The report, released by school officials Wednesday, concluded that the potential for Aptos-area parents forming a new district would hinge on the construction of current plans to build a third high school, which itself faces an uphill battle with the state Coastal Commission.
The $40,000 report was compiled by a consultant and reviewed by a committee selected by Superintendent John Casey after school board members agreed to look at the issue in January. Their decision followed five years of often bitter public debate with Aptos-area parents demanding
secession as a way to secure greater local control over schools and improve test scores.
Casey has asked for public input on the draft. However, no action on it is expected until after the November election, when voters will elect a new Aptos-area member to the current board. That member will take office in December.
“(The report) is not complete yet, and I think it’s premature to talk about it,” said Dan Hankemeier, one of two school board members on the committee.
Secession advocate and committee member Barbara Palmer said the report proves that splitting the district is possible and affordable.

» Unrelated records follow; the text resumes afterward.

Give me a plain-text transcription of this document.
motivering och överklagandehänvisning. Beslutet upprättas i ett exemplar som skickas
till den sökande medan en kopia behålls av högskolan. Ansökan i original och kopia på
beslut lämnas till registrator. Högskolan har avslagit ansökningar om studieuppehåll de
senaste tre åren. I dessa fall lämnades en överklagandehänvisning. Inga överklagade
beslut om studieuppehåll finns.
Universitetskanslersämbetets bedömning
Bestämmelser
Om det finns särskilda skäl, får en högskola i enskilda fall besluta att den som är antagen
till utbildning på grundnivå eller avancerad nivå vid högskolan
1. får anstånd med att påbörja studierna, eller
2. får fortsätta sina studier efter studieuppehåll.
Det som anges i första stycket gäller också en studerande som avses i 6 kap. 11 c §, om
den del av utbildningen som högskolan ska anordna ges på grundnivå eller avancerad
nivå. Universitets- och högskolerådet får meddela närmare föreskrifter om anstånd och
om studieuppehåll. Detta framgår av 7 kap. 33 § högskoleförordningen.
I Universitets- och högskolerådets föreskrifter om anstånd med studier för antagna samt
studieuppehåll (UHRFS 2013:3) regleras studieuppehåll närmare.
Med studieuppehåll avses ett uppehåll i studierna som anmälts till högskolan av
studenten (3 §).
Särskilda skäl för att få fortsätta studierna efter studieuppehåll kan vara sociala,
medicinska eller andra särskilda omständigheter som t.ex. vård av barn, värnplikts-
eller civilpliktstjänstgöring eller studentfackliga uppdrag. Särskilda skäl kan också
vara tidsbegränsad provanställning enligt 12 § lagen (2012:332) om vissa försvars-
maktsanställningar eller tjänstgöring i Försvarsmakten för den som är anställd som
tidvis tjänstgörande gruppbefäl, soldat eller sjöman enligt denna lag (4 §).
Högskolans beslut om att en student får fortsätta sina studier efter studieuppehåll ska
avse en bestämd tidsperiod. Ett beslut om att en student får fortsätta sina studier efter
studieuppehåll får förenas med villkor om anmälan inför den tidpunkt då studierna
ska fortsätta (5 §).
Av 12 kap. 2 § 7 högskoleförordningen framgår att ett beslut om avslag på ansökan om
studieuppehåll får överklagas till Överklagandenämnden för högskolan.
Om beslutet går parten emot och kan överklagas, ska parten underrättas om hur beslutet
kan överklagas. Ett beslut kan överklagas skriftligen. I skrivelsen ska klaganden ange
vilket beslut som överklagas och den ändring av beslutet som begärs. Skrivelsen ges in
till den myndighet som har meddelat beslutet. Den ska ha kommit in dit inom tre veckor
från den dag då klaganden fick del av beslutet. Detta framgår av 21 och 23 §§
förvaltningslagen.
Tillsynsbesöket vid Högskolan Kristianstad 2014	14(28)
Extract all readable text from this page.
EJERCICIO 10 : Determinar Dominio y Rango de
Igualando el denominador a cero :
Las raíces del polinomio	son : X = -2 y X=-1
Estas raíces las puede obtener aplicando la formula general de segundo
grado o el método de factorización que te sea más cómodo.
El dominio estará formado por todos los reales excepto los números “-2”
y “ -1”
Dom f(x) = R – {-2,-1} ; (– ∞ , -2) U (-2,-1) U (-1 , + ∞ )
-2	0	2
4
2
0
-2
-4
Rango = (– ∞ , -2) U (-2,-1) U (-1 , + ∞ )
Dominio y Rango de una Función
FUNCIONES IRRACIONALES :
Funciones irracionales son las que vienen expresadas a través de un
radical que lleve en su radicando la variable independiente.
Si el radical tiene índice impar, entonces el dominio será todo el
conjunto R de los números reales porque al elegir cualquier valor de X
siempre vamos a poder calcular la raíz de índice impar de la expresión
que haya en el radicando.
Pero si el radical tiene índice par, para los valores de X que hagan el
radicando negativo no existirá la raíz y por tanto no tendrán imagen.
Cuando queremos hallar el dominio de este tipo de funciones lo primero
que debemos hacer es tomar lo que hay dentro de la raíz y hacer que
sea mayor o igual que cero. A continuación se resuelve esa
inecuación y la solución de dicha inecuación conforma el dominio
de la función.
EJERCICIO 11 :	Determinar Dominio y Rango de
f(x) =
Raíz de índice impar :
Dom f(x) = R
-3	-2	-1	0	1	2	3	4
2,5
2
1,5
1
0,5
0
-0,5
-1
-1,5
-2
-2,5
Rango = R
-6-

“It’s good news for Aptos and good news for Watsonville,” Palmer said. “If this is passed from the board, they’re passing on the right to vote to the people in the district.’’
Opponents charge that the deeper issues behind the secession are racism and an attempt to raise Aptos-area home values by excluding Watsonville-based Mexican immigrants from its schools.
The report does conclude that a split would create community-based schools.
“Each new district would be oriented ... toward serving its respective core community,” the report reads. “The result would be more responsiveness from local boards to local community needs and local support systems.”
Within the scheme of the study and using enrollment projections for 2001, an Aptos district would include students in Aptos, La Selva Beach and parts of Larkin Valley and Corralitos. About 3,700 students would attend four elementary, one junior and one senior high school.
Watsonville, Pajaro and Las Lomas would remain in the Pajaro district, with about 17,200 students at 14 elementary, four middle and two senior high schools.
The draft showed that the current district is 23.7 percent white. If an Aptos district is created, it would be 79.2 percent white, while the remaining Watsonville district would be 13 percent white.
It also showed that the average per-person income in the Watsonville area is $11,044 compared to $22,707 in the Aptos area, according to 1990 U.S. Census figures.
Those differences, when translated into property values, would put an assessed valuation of a Watsonville district at about $2.83 million, compared to $2.98 million for an Aptos district.
The ability for an Aptos district to secure bonds to finance growth would be comparably higher as well. Although both districts would need to build new facilities, the growth projected for a Watsonville district is greater.
However, a Watsonville district would have more money for each student under state financing schemes and lower costs than an Aptos district.
The report does not make any final recommendations, but infers that voters in the district could have a say in any possible split. Trustees are expected to take up the matter in early 2000, but the state would have to approve any move to create an Aptos district.